Tuesday, July 22, 2008

The Heart and Stroke Foundation Still Backpedaling on Trans-Fats

For long time readers, the Heart and Stroke Foundation hypocrisy highlighted here is not exactly going to be news. Newer readers on the other hand may find it surprsing.

You see the Heart and Stroke Foundation and most specifically their CEO Sally Brown are heavily entrenched in the war against trans-fats.

Only thing is, appeasement appears to be their battle cry.

Yesterday the trans-fat monitoring program coadministered by Health Canada and the Heart and Stroke Foundation released their year two findings.

The results?

Not surprisingly the non-regulated approach to removing trans-fat, referred to by Sally Brown in the past as a toxin unsafe in any amount, from our food supply is piecemeal at best. Still plenty of major transgressors and with no teeth to bite them and no incentives or disincentives other than market pressure (which does in fact amount to something - trans-fat free labels help sell foods), not much hope that anything real is going to happen anytime soon.

Of course none of this is a surprise to the Heart and Stroke Foundation's CEO Sally Brown as you'll see below, yet over the past few years, she has been very vocal about her support of this ridiculous voluntary approach afforded to industry.

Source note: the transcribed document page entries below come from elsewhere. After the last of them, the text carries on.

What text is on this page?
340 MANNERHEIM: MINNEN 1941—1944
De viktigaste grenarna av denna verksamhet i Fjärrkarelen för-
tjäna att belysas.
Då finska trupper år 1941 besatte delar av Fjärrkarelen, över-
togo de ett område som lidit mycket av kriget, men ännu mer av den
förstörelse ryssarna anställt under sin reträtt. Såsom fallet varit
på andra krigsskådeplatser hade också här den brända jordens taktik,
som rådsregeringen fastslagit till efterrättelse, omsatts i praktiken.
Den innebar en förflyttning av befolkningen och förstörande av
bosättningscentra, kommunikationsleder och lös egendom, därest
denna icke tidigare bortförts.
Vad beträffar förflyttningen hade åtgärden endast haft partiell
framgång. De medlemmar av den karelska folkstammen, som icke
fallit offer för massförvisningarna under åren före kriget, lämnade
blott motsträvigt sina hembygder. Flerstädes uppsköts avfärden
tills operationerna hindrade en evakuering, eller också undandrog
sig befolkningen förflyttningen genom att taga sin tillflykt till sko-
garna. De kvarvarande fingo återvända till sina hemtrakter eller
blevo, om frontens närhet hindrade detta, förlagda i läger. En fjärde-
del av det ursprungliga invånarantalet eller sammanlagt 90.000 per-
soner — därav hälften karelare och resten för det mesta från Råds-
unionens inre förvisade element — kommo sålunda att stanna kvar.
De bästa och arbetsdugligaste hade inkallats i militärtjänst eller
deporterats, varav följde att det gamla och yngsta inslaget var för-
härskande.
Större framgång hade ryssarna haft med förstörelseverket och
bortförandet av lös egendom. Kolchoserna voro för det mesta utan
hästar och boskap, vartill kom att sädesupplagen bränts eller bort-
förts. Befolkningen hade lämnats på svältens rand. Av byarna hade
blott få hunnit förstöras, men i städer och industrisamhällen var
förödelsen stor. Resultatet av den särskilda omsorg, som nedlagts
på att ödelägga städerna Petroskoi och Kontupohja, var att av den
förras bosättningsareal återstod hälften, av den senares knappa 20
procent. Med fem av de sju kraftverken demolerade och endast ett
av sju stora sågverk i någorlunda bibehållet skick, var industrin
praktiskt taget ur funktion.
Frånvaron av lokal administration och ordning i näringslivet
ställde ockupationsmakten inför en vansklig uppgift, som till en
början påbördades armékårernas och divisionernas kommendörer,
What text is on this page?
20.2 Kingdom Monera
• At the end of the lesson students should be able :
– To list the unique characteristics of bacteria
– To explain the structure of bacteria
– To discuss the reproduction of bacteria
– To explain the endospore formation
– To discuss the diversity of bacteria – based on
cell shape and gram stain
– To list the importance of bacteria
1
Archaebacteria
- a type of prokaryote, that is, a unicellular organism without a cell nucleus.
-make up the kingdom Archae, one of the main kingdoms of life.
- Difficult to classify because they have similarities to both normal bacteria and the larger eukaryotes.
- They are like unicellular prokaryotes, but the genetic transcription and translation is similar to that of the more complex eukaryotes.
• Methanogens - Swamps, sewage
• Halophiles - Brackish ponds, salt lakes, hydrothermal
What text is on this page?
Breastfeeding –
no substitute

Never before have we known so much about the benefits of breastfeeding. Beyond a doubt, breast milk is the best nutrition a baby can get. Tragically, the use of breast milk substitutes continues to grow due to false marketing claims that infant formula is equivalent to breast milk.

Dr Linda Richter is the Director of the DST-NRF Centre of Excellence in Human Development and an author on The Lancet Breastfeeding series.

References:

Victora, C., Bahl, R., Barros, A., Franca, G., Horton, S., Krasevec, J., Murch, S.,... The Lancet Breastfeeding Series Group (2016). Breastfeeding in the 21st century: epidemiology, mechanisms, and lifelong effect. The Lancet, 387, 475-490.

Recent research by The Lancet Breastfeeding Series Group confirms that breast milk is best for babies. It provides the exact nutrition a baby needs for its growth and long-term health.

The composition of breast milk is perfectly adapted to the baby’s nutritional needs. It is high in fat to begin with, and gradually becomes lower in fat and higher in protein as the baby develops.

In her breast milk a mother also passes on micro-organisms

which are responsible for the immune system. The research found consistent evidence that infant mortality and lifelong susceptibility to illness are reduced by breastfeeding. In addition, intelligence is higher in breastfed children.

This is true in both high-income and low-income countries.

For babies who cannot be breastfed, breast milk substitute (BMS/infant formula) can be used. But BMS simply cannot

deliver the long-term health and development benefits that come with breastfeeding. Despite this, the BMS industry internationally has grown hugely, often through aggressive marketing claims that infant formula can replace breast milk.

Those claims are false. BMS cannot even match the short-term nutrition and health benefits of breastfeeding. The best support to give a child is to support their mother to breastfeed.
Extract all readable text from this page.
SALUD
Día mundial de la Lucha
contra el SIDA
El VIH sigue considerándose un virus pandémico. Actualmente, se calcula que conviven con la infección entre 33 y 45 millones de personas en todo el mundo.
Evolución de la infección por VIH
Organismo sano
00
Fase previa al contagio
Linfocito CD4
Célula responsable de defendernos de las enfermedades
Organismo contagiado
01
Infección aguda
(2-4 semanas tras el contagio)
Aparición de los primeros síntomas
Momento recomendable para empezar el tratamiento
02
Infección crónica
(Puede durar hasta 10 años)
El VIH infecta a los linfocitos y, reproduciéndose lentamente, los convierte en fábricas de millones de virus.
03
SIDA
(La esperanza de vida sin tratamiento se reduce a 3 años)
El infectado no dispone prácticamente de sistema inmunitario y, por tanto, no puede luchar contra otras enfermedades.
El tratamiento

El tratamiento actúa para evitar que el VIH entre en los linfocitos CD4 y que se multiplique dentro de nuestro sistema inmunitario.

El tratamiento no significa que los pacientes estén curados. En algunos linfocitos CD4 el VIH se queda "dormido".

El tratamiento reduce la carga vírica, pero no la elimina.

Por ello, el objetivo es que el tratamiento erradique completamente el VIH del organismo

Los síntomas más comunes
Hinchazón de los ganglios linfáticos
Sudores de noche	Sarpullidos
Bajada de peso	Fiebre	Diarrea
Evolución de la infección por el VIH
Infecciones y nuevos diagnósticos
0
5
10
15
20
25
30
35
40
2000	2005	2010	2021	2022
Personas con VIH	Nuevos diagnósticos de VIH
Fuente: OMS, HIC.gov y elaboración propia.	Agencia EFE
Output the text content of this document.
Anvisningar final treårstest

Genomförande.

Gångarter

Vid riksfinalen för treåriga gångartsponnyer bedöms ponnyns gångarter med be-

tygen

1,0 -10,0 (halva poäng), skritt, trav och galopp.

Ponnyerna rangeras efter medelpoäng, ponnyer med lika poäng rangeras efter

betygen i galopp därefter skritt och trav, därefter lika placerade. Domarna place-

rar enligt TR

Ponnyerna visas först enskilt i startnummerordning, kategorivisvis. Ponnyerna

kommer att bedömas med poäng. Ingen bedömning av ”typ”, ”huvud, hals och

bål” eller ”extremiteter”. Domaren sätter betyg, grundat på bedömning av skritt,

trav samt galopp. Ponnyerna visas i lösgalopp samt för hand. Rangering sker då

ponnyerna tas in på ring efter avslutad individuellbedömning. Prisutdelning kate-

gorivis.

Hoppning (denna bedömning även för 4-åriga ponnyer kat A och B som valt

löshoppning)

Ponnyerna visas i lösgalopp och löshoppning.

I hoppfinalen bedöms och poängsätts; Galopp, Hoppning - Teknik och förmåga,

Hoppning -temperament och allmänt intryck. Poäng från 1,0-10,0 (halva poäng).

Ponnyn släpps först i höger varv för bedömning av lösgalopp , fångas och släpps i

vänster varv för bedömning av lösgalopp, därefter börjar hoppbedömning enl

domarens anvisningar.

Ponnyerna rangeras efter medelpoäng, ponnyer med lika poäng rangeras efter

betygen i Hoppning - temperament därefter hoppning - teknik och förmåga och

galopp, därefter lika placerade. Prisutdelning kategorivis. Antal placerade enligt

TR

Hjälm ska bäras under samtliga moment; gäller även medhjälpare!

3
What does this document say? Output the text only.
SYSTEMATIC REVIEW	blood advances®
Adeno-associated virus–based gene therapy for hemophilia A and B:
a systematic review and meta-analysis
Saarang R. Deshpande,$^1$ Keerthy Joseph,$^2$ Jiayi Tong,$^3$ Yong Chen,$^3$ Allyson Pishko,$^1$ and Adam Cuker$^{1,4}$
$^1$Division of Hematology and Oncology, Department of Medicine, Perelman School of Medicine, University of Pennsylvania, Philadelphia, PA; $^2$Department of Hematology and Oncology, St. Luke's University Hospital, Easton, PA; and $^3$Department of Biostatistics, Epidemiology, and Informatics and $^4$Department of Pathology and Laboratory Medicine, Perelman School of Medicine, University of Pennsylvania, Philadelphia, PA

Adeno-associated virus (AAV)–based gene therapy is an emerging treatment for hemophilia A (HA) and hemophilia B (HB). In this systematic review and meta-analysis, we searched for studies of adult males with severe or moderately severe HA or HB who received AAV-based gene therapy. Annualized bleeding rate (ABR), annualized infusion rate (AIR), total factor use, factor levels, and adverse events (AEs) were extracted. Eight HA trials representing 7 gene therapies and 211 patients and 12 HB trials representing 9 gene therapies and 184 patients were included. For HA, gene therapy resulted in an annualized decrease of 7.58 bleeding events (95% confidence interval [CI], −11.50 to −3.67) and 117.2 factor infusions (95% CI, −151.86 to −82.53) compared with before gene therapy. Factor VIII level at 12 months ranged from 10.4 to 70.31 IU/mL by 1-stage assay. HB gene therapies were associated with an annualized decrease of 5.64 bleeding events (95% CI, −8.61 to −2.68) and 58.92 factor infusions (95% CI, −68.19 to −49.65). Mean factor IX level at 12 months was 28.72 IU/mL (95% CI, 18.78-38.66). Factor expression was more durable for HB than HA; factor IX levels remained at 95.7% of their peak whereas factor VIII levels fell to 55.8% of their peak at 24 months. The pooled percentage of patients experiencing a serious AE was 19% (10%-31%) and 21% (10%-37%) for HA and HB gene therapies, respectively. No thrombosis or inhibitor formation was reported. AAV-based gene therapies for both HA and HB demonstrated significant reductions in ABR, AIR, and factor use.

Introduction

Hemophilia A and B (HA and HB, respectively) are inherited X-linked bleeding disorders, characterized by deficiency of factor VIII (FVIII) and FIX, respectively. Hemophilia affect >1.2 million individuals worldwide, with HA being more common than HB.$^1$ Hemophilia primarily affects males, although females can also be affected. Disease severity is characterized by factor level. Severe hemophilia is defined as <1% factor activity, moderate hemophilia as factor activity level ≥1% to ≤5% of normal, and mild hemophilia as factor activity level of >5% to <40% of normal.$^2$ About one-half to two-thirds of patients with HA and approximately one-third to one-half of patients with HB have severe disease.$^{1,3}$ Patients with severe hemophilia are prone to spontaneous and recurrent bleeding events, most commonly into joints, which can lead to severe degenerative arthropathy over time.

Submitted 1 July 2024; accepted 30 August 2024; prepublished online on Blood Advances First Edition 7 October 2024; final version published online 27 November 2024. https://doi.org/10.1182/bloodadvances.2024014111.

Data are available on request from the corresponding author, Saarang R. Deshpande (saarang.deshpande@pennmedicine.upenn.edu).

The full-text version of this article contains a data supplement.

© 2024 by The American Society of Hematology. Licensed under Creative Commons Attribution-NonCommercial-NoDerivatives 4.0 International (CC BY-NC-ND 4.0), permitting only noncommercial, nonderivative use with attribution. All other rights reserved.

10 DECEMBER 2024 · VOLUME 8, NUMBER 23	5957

One ray of light though - perhaps not everyone at the Heart and Stroke Foundation is as comfortable as Ms. Brown at dismissing the absolute need for regulation as Mr. Stephen Samis, the Scientific Director of the Heart and Stroke Foundation, last night on CBC televsion stated,

"We still do believe that the best way to regulate this across the country on a national scale is through regulation."
Below are a collection of posts from Ms Brown issued before the government decided to give Big Food the unconscionable gift of self-"regulation".

Frankly I feel badly for Ms. Brown, as I can't imagine that the woman who made the quotes below is truly ok with the charade of effort that has come to pass over the course of these past two years.

Here's some of what she had to say before she decided or was forced to kowtow to either Big Food or governmental pressure:

(By the way, the formal press release? Conducted at a Swiss Chalet. Nice to know the government and the Heart and Stroke Foundation think eating out is a good plan)

"Taking all the evidence into consideration, the task force agreed to a regulatory approach to effectively eliminate trans-fat in all processed foods"

Sally Brown, CBC News Jun. 28, 2006

The task force took many factors into consideration and was careful in choosing the limits and timeline that it did"

"When you're changing public policy, you have to come up with a solution that is doable, practical but meets your outcomes and that's what we very much tried to do"

"We believe if these regulations were promulgated, Canada would become a world leader in this area"

Sally Brown, Vancouver Sun Jun. 28th, 2006

"The problem is, without regulations, we won't get everyone on board and it's harder to get product changes. Unlike french fries, with something like doughnuts and chocolate bars, you have to take it out of the formulation which is more difficult. We needed regulations uniform across both sectors"

Sally Brown, Vancouver Sun Nov. 1st, 2006

"Trans fats are a "toxic" killer that need to be removed from the food chain as soon as possible"

"We know that the government is taking our recommendations very seriously, but we also know that they're getting some push back from industry who traditionally don't like regulatory approaches"

"Our argument is, if you don't regulate it, it'll be piecemeal"

"We also say that by regulating it, you're sending a signal to the marketplace to ... create healthier oils."

"We think we've given the government a great opportunity to implement what was a consensus report," she said. "[The food industry] supported all the recommendations, they're ready to act. Now we need the government to act."

Sally Brown, National Post Jan. 11th, 2007

"We don't understand why the federal government has not moved on this important health issue,"

"We want this toxin - which is what it is - removed from our food supply"

"Canadians are consuming on average 2.5 times the daily limit, and in some age groups, much higher than that"

Sally Brown, CNews, Apr. 5th, 2007

"could account for between 3,000 and 5,000 Canadian deaths annually from heart disease"

"The longer we wait, the more illness and in fact death will happen, so we know we have to get it out of our food supply"

"There is no safe amount of trans consumption, but many of these foods are well past recommended limits."